Teaching the perils of America’s darkest point can be a large feat, but parents at a New Jersey school weren’t impressed that students were assigned to recreate slave posters.
The Huffington Post reports the assignment sparked public outcry last week when parents discovered their children from South Mountain Elementary School in South Orange, New Jersey assigned fifth graders to illustrate a moment in the period they were assigned. “Examples of an event that would occur during (your) assigned colonial time period, including a poster for a lecture, speech, protest or slave auction,” Superintendent John Ramos said. The assignment has reportedly been apart of the school’s curriculum for ten years, ABC 7 added.
One parent noticed the posters at a student-teacher conference on Tuesday (March 7) and posted them to Facebook. One poster listed available slaves while another depicted a 12-year-old as “a fine housegirl” and another as a runaway slave.

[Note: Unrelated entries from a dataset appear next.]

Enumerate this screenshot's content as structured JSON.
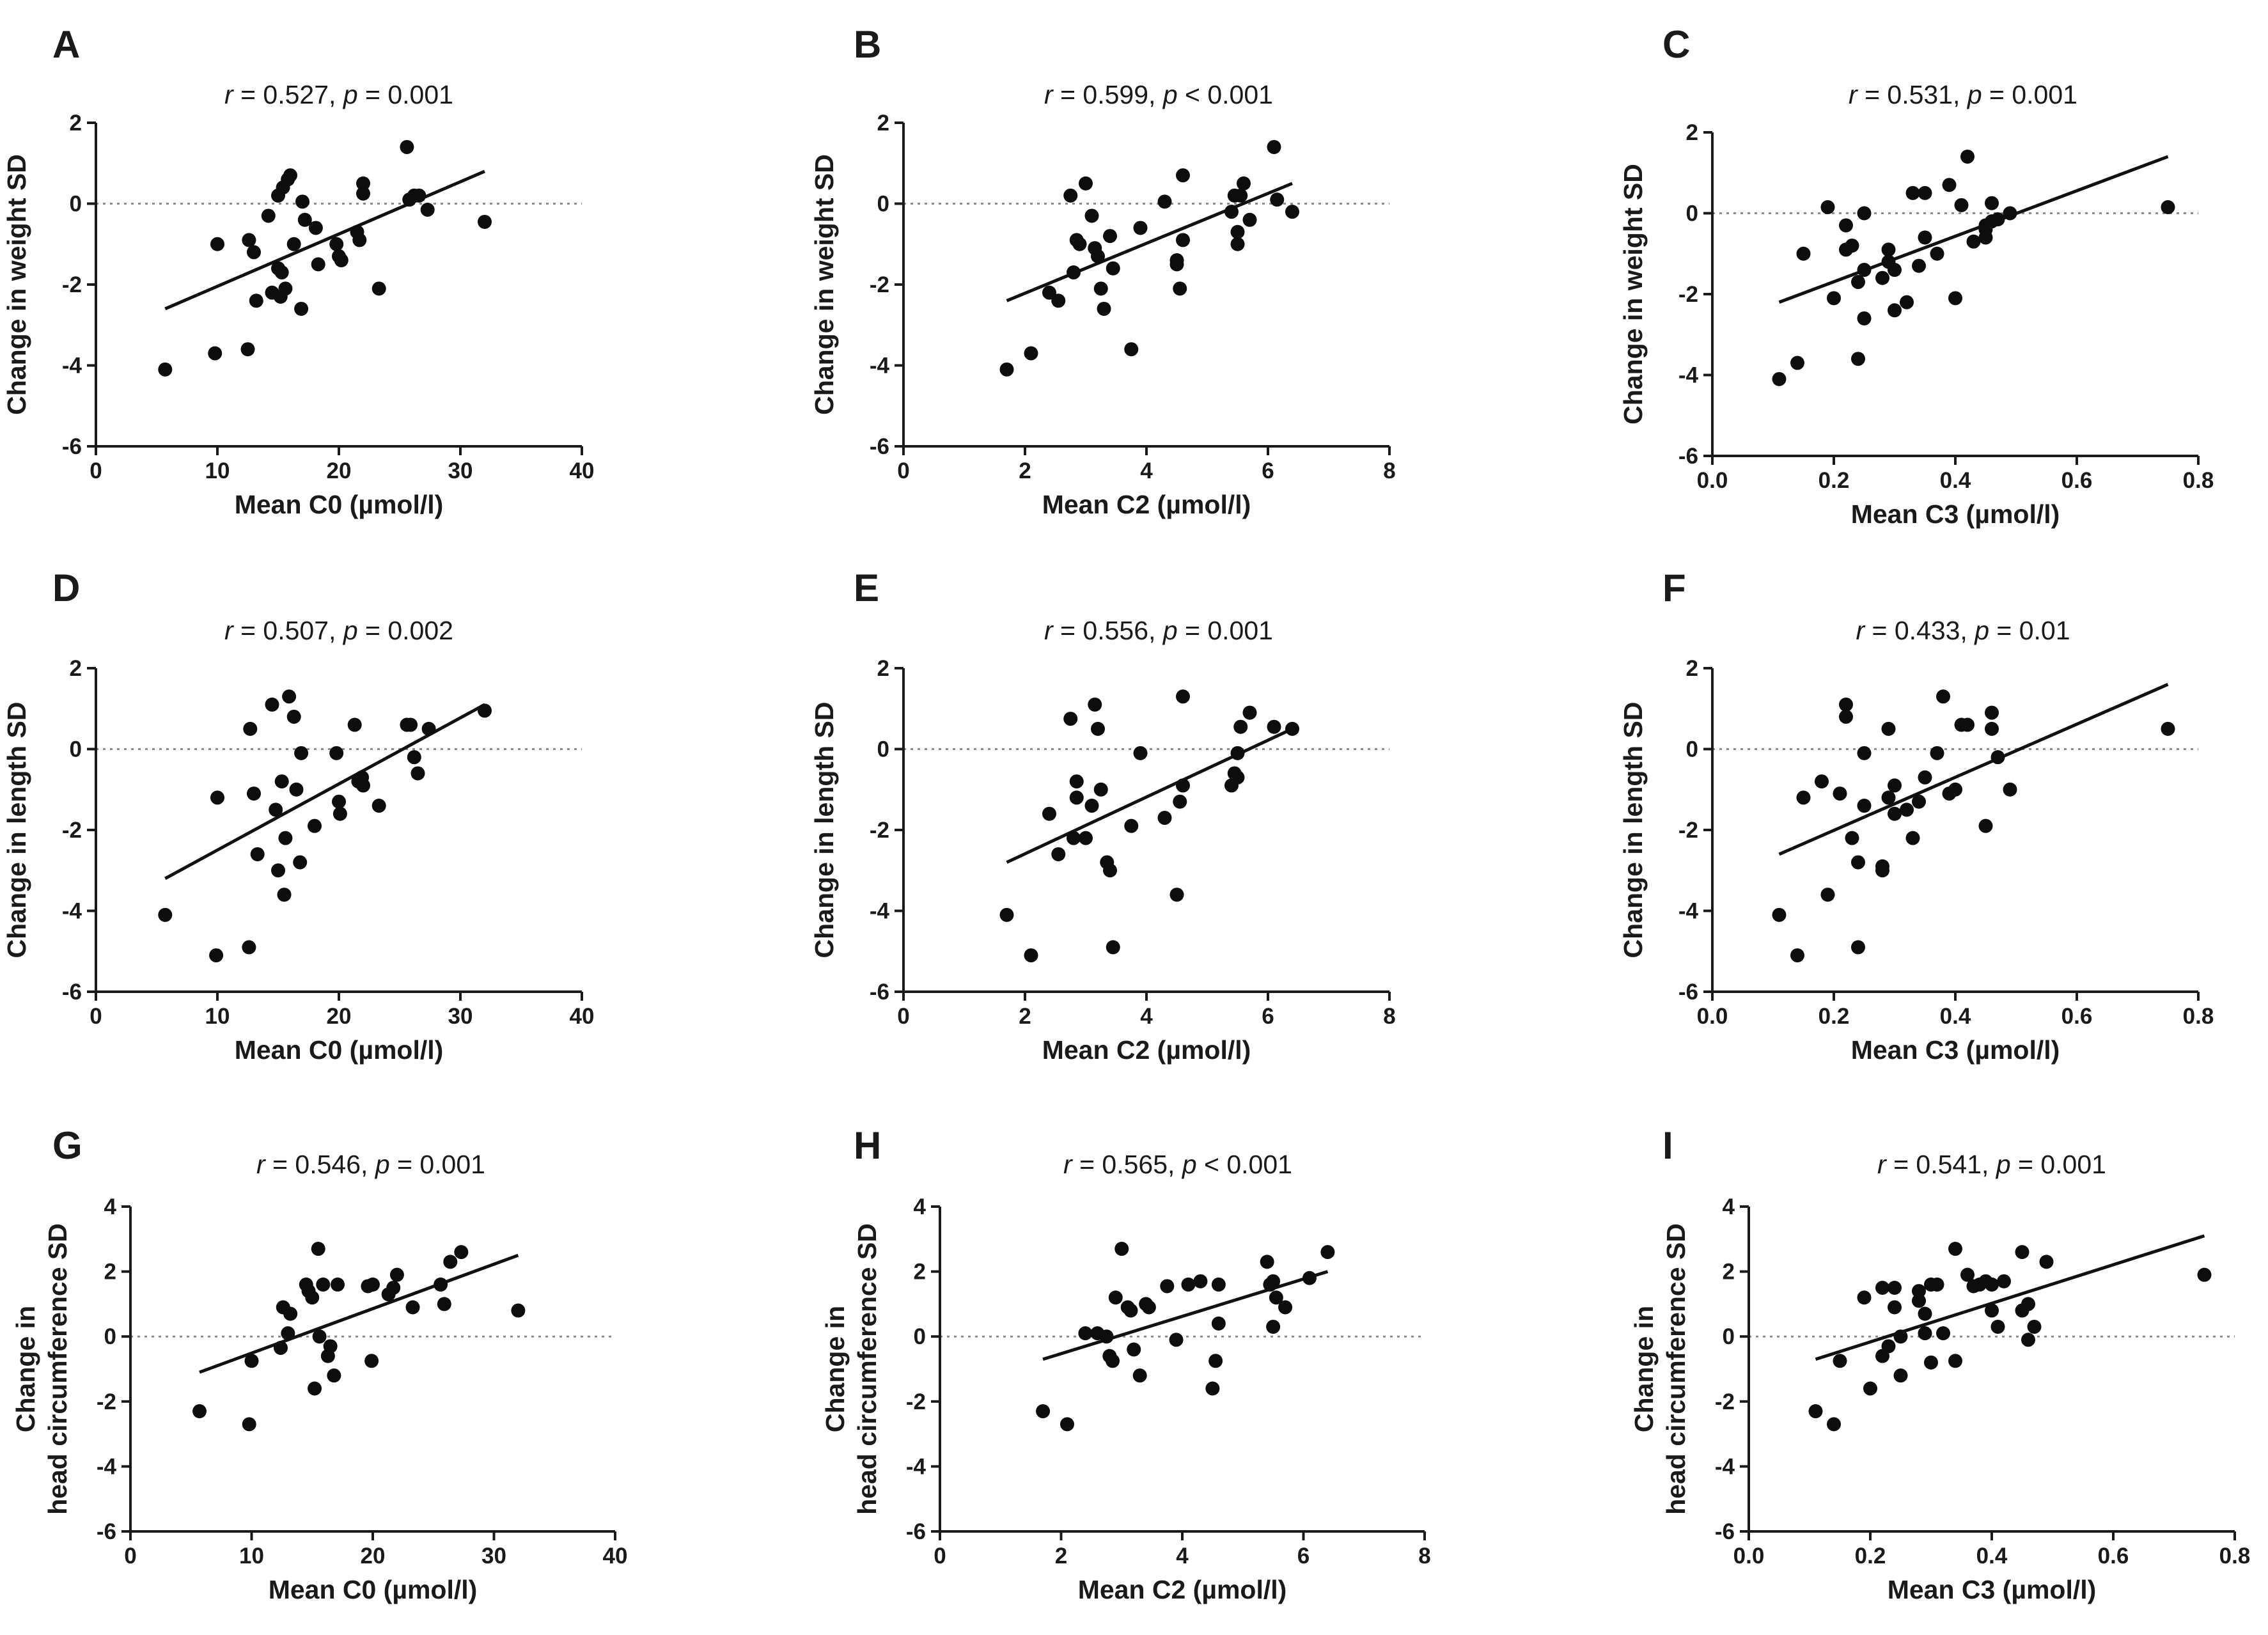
{
  "chart_data": [
    {
      "panel": "A",
      "type": "scatter",
      "title": {
        "r": "0.527",
        "p_op": "=",
        "p": "0.001"
      },
      "xlabel": "Mean C0 (µmol/l)",
      "ylabel": [
        "Change in weight SD"
      ],
      "xlim": [
        0,
        40
      ],
      "xticks": [
        "0",
        "10",
        "20",
        "30",
        "40"
      ],
      "ylim": [
        -6,
        2
      ],
      "yticks": [
        "-6",
        "-4",
        "-2",
        "0",
        "2"
      ],
      "zero_line": true,
      "fit": {
        "x": [
          5.7,
          32
        ],
        "y": [
          -2.6,
          0.8
        ]
      },
      "x": [
        5.7,
        9.8,
        10.0,
        12.5,
        12.6,
        13.0,
        13.2,
        14.2,
        14.5,
        15.0,
        15.0,
        15.2,
        15.3,
        15.4,
        15.6,
        15.8,
        16.0,
        16.3,
        16.9,
        17.0,
        17.2,
        18.1,
        18.3,
        19.8,
        20.0,
        20.2,
        21.5,
        21.7,
        22.0,
        22.0,
        23.3,
        25.6,
        25.8,
        26.2,
        26.6,
        27.3,
        32.0
      ],
      "y": [
        -4.1,
        -3.7,
        -1.0,
        -3.6,
        -0.9,
        -1.2,
        -2.4,
        -0.3,
        -2.2,
        0.2,
        -1.6,
        -2.3,
        -1.7,
        0.4,
        -2.1,
        0.6,
        0.7,
        -1.0,
        -2.6,
        0.05,
        -0.4,
        -0.6,
        -1.5,
        -1.0,
        -1.3,
        -1.4,
        -0.7,
        -0.9,
        0.5,
        0.25,
        -2.1,
        1.4,
        0.1,
        0.2,
        0.2,
        -0.15,
        -0.45
      ]
    },
    {
      "panel": "B",
      "type": "scatter",
      "title": {
        "r": "0.599",
        "p_op": "<",
        "p": "0.001"
      },
      "xlabel": "Mean C2 (µmol/l)",
      "ylabel": [
        "Change in weight SD"
      ],
      "xlim": [
        0,
        8
      ],
      "xticks": [
        "0",
        "2",
        "4",
        "6",
        "8"
      ],
      "ylim": [
        -6,
        2
      ],
      "yticks": [
        "-6",
        "-4",
        "-2",
        "0",
        "2"
      ],
      "zero_line": true,
      "fit": {
        "x": [
          1.7,
          6.4
        ],
        "y": [
          -2.4,
          0.5
        ]
      },
      "x": [
        1.7,
        2.1,
        2.4,
        2.55,
        2.75,
        2.8,
        2.85,
        2.9,
        3.0,
        3.1,
        3.15,
        3.2,
        3.25,
        3.3,
        3.4,
        3.45,
        3.75,
        3.9,
        4.3,
        4.5,
        4.55,
        4.6,
        4.6,
        4.5,
        5.4,
        5.45,
        5.5,
        5.5,
        5.55,
        5.6,
        5.7,
        6.1,
        6.15,
        6.4
      ],
      "y": [
        -4.1,
        -3.7,
        -2.2,
        -2.4,
        0.2,
        -1.7,
        -0.9,
        -1.0,
        0.5,
        -0.3,
        -1.1,
        -1.3,
        -2.1,
        -2.6,
        -0.8,
        -1.6,
        -3.6,
        -0.6,
        0.05,
        -1.5,
        -2.1,
        -0.9,
        0.7,
        -1.4,
        -0.2,
        0.2,
        -1.0,
        -0.7,
        0.2,
        0.5,
        -0.4,
        1.4,
        0.1,
        -0.2
      ]
    },
    {
      "panel": "C",
      "type": "scatter",
      "title": {
        "r": "0.531",
        "p_op": "=",
        "p": "0.001"
      },
      "xlabel": "Mean C3 (µmol/l)",
      "ylabel": [
        "Change in weight SD"
      ],
      "xlim": [
        0.0,
        0.8
      ],
      "xticks": [
        "0.0",
        "0.2",
        "0.4",
        "0.6",
        "0.8"
      ],
      "ylim": [
        -6,
        2
      ],
      "yticks": [
        "-6",
        "-4",
        "-2",
        "0",
        "2"
      ],
      "zero_line": true,
      "fit": {
        "x": [
          0.11,
          0.75
        ],
        "y": [
          -2.2,
          1.4
        ]
      },
      "x": [
        0.11,
        0.14,
        0.15,
        0.19,
        0.2,
        0.22,
        0.22,
        0.23,
        0.24,
        0.24,
        0.25,
        0.25,
        0.25,
        0.28,
        0.29,
        0.29,
        0.3,
        0.3,
        0.32,
        0.33,
        0.34,
        0.35,
        0.35,
        0.37,
        0.39,
        0.4,
        0.41,
        0.42,
        0.43,
        0.45,
        0.45,
        0.45,
        0.46,
        0.46,
        0.47,
        0.49,
        0.75
      ],
      "y": [
        -4.1,
        -3.7,
        -1.0,
        0.15,
        -2.1,
        -0.3,
        -0.9,
        -0.8,
        -3.6,
        -1.7,
        -2.6,
        -1.4,
        0.0,
        -1.6,
        -0.9,
        -1.2,
        -1.4,
        -2.4,
        -2.2,
        0.5,
        -1.3,
        -0.6,
        0.5,
        -1.0,
        0.7,
        -2.1,
        0.2,
        1.4,
        -0.7,
        -0.6,
        -0.3,
        -0.4,
        0.25,
        -0.2,
        -0.15,
        0.0,
        0.15
      ]
    },
    {
      "panel": "D",
      "type": "scatter",
      "title": {
        "r": "0.507",
        "p_op": "=",
        "p": "0.002"
      },
      "xlabel": "Mean C0 (µmol/l)",
      "ylabel": [
        "Change in length SD"
      ],
      "xlim": [
        0,
        40
      ],
      "xticks": [
        "0",
        "10",
        "20",
        "30",
        "40"
      ],
      "ylim": [
        -6,
        2
      ],
      "yticks": [
        "-6",
        "-4",
        "-2",
        "0",
        "2"
      ],
      "zero_line": true,
      "fit": {
        "x": [
          5.7,
          32
        ],
        "y": [
          -3.2,
          1.1
        ]
      },
      "x": [
        5.7,
        9.9,
        10.0,
        12.6,
        12.7,
        13.0,
        13.3,
        14.5,
        14.8,
        15.0,
        15.3,
        15.5,
        15.6,
        15.9,
        16.3,
        16.5,
        16.8,
        16.9,
        18.0,
        19.8,
        20.0,
        20.1,
        21.3,
        21.6,
        21.9,
        22.0,
        23.3,
        25.6,
        25.9,
        26.2,
        26.5,
        27.4,
        32.0
      ],
      "y": [
        -4.1,
        -5.1,
        -1.2,
        -4.9,
        0.5,
        -1.1,
        -2.6,
        1.1,
        -1.5,
        -3.0,
        -0.8,
        -3.6,
        -2.2,
        1.3,
        0.8,
        -1.0,
        -2.8,
        -0.1,
        -1.9,
        -0.1,
        -1.3,
        -1.6,
        0.6,
        -0.8,
        -0.7,
        -0.9,
        -1.4,
        0.6,
        0.6,
        -0.2,
        -0.6,
        0.5,
        0.95
      ]
    },
    {
      "panel": "E",
      "type": "scatter",
      "title": {
        "r": "0.556",
        "p_op": "=",
        "p": "0.001"
      },
      "xlabel": "Mean C2 (µmol/l)",
      "ylabel": [
        "Change in length SD"
      ],
      "xlim": [
        0,
        8
      ],
      "xticks": [
        "0",
        "2",
        "4",
        "6",
        "8"
      ],
      "ylim": [
        -6,
        2
      ],
      "yticks": [
        "-6",
        "-4",
        "-2",
        "0",
        "2"
      ],
      "zero_line": true,
      "fit": {
        "x": [
          1.7,
          6.4
        ],
        "y": [
          -2.8,
          0.5
        ]
      },
      "x": [
        1.7,
        2.1,
        2.4,
        2.55,
        2.75,
        2.8,
        2.85,
        2.85,
        3.0,
        3.1,
        3.15,
        3.2,
        3.25,
        3.35,
        3.4,
        3.45,
        3.75,
        3.9,
        4.3,
        4.5,
        4.55,
        4.6,
        4.6,
        5.4,
        5.45,
        5.5,
        5.5,
        5.55,
        5.7,
        6.1,
        6.4
      ],
      "y": [
        -4.1,
        -5.1,
        -1.6,
        -2.6,
        0.75,
        -2.2,
        -0.8,
        -1.2,
        -2.2,
        -1.4,
        1.1,
        0.5,
        -1.0,
        -2.8,
        -3.0,
        -4.9,
        -1.9,
        -0.1,
        -1.7,
        -3.6,
        -1.3,
        -0.9,
        1.3,
        -0.9,
        -0.6,
        -0.1,
        -0.7,
        0.55,
        0.9,
        0.55,
        0.5
      ]
    },
    {
      "panel": "F",
      "type": "scatter",
      "title": {
        "r": "0.433",
        "p_op": "=",
        "p": "0.01"
      },
      "xlabel": "Mean C3 (µmol/l)",
      "ylabel": [
        "Change in length SD"
      ],
      "xlim": [
        0.0,
        0.8
      ],
      "xticks": [
        "0.0",
        "0.2",
        "0.4",
        "0.6",
        "0.8"
      ],
      "ylim": [
        -6,
        2
      ],
      "yticks": [
        "-6",
        "-4",
        "-2",
        "0",
        "2"
      ],
      "zero_line": true,
      "fit": {
        "x": [
          0.11,
          0.75
        ],
        "y": [
          -2.6,
          1.6
        ]
      },
      "x": [
        0.11,
        0.14,
        0.15,
        0.18,
        0.19,
        0.21,
        0.22,
        0.22,
        0.23,
        0.24,
        0.24,
        0.25,
        0.25,
        0.28,
        0.28,
        0.29,
        0.29,
        0.3,
        0.3,
        0.32,
        0.33,
        0.34,
        0.35,
        0.37,
        0.38,
        0.39,
        0.4,
        0.41,
        0.42,
        0.45,
        0.46,
        0.46,
        0.47,
        0.49,
        0.75
      ],
      "y": [
        -4.1,
        -5.1,
        -1.2,
        -0.8,
        -3.6,
        -1.1,
        1.1,
        0.8,
        -2.2,
        -4.9,
        -2.8,
        -1.4,
        -0.1,
        -2.9,
        -3.0,
        -1.2,
        0.5,
        -1.6,
        -0.9,
        -1.5,
        -2.2,
        -1.3,
        -0.7,
        -0.1,
        1.3,
        -1.1,
        -1.0,
        0.6,
        0.6,
        -1.9,
        0.9,
        0.5,
        -0.2,
        -1.0,
        0.5
      ]
    },
    {
      "panel": "G",
      "type": "scatter",
      "title": {
        "r": "0.546",
        "p_op": "=",
        "p": "0.001"
      },
      "xlabel": "Mean C0 (µmol/l)",
      "ylabel": [
        "Change in",
        "head circumference SD"
      ],
      "xlim": [
        0,
        40
      ],
      "xticks": [
        "0",
        "10",
        "20",
        "30",
        "40"
      ],
      "ylim": [
        -6,
        4
      ],
      "yticks": [
        "-6",
        "-4",
        "-2",
        "0",
        "2",
        "4"
      ],
      "zero_line": true,
      "fit": {
        "x": [
          5.7,
          32
        ],
        "y": [
          -1.1,
          2.5
        ]
      },
      "x": [
        5.7,
        9.8,
        10.0,
        12.4,
        12.6,
        13.0,
        13.2,
        14.5,
        14.7,
        15.0,
        15.2,
        15.5,
        15.6,
        15.9,
        16.3,
        16.5,
        16.8,
        17.1,
        19.6,
        19.9,
        20.0,
        21.3,
        21.7,
        22.0,
        23.3,
        25.6,
        25.9,
        26.4,
        27.3,
        32.0
      ],
      "y": [
        -2.3,
        -2.7,
        -0.75,
        -0.35,
        0.9,
        0.1,
        0.7,
        1.6,
        1.4,
        1.2,
        -1.6,
        2.7,
        0.0,
        1.6,
        -0.6,
        -0.3,
        -1.2,
        1.6,
        1.55,
        -0.75,
        1.6,
        1.3,
        1.5,
        1.9,
        0.9,
        1.6,
        1.0,
        2.3,
        2.6,
        0.8
      ]
    },
    {
      "panel": "H",
      "type": "scatter",
      "title": {
        "r": "0.565",
        "p_op": "<",
        "p": "0.001"
      },
      "xlabel": "Mean C2 (µmol/l)",
      "ylabel": [
        "Change in",
        "head circumference SD"
      ],
      "xlim": [
        0,
        8
      ],
      "xticks": [
        "0",
        "2",
        "4",
        "6",
        "8"
      ],
      "ylim": [
        -6,
        4
      ],
      "yticks": [
        "-6",
        "-4",
        "-2",
        "0",
        "2",
        "4"
      ],
      "zero_line": true,
      "fit": {
        "x": [
          1.7,
          6.4
        ],
        "y": [
          -0.7,
          2.0
        ]
      },
      "x": [
        1.7,
        2.1,
        2.4,
        2.6,
        2.75,
        2.8,
        2.85,
        2.9,
        3.0,
        3.1,
        3.15,
        3.2,
        3.3,
        3.4,
        3.45,
        3.75,
        3.9,
        4.1,
        4.3,
        4.5,
        4.55,
        4.6,
        4.6,
        5.4,
        5.45,
        5.5,
        5.5,
        5.55,
        5.7,
        6.1,
        6.4
      ],
      "y": [
        -2.3,
        -2.7,
        0.1,
        0.1,
        0.0,
        -0.6,
        -0.75,
        1.2,
        2.7,
        0.9,
        0.8,
        -0.4,
        -1.2,
        1.0,
        0.9,
        1.55,
        -0.1,
        1.6,
        1.7,
        -1.6,
        -0.75,
        1.6,
        0.4,
        2.3,
        1.6,
        1.7,
        0.3,
        1.2,
        0.9,
        1.8,
        2.6
      ]
    },
    {
      "panel": "I",
      "type": "scatter",
      "title": {
        "r": "0.541",
        "p_op": "=",
        "p": "0.001"
      },
      "xlabel": "Mean C3 (µmol/l)",
      "ylabel": [
        "Change in",
        "head circumference SD"
      ],
      "xlim": [
        0.0,
        0.8
      ],
      "xticks": [
        "0.0",
        "0.2",
        "0.4",
        "0.6",
        "0.8"
      ],
      "ylim": [
        -6,
        4
      ],
      "yticks": [
        "-6",
        "-4",
        "-2",
        "0",
        "2",
        "4"
      ],
      "zero_line": true,
      "fit": {
        "x": [
          0.11,
          0.75
        ],
        "y": [
          -0.7,
          3.1
        ]
      },
      "x": [
        0.11,
        0.14,
        0.15,
        0.19,
        0.2,
        0.22,
        0.22,
        0.23,
        0.24,
        0.24,
        0.25,
        0.25,
        0.28,
        0.28,
        0.29,
        0.29,
        0.3,
        0.3,
        0.31,
        0.32,
        0.34,
        0.34,
        0.36,
        0.37,
        0.38,
        0.39,
        0.4,
        0.4,
        0.41,
        0.42,
        0.45,
        0.45,
        0.46,
        0.46,
        0.47,
        0.49,
        0.75
      ],
      "y": [
        -2.3,
        -2.7,
        -0.75,
        1.2,
        -1.6,
        1.5,
        -0.6,
        -0.3,
        1.5,
        0.9,
        0.0,
        -1.2,
        1.1,
        1.4,
        0.7,
        0.1,
        1.6,
        -0.8,
        1.6,
        0.1,
        2.7,
        -0.75,
        1.9,
        1.55,
        1.6,
        1.7,
        0.8,
        1.6,
        0.3,
        1.7,
        0.8,
        2.6,
        -0.1,
        1.0,
        0.3,
        2.3,
        1.9
      ]
    }
  ]
}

While some parents were in favor of the assignment, many believed there could be other ways to educate children about slavery rather than recreate it. “SOMSD is committed to infus[ing] cultural competency in every aspect of our learning community,” Ramos said after the outcry. Ramos, along with the rest of the school board will now determine if the assignment is appropriate for children. “As part of this never-ending process, it is important that we reflect on the unintended effects of our curriculum, instruction, and interactions. Having reflected on the concerns shared with us, we have decided to remove the slave auction posters from South Mountain hallways, and we apologize for any unintended offense or hardship this activity has caused.”
South Orange-Maplewood Board of Education President Elizabeth noted to parents Sunday (March 11) their plans to include diversity in their system. “We understand that celebrating diversity is not the same as embracing it, and that the adoption of policies is only one step,” the statement reads. “We all acknowledge that there are significant hurdles and historic inequities that are embedded in institutions at every level. We have much more, intensely difficult and self-reflective, work to do as we examine and correct decades of individual and institutional, explicit and implicit bias. As a community, we must not only recognize the resulting manifestations and harm, but work together with honesty and diligence towards solutions.”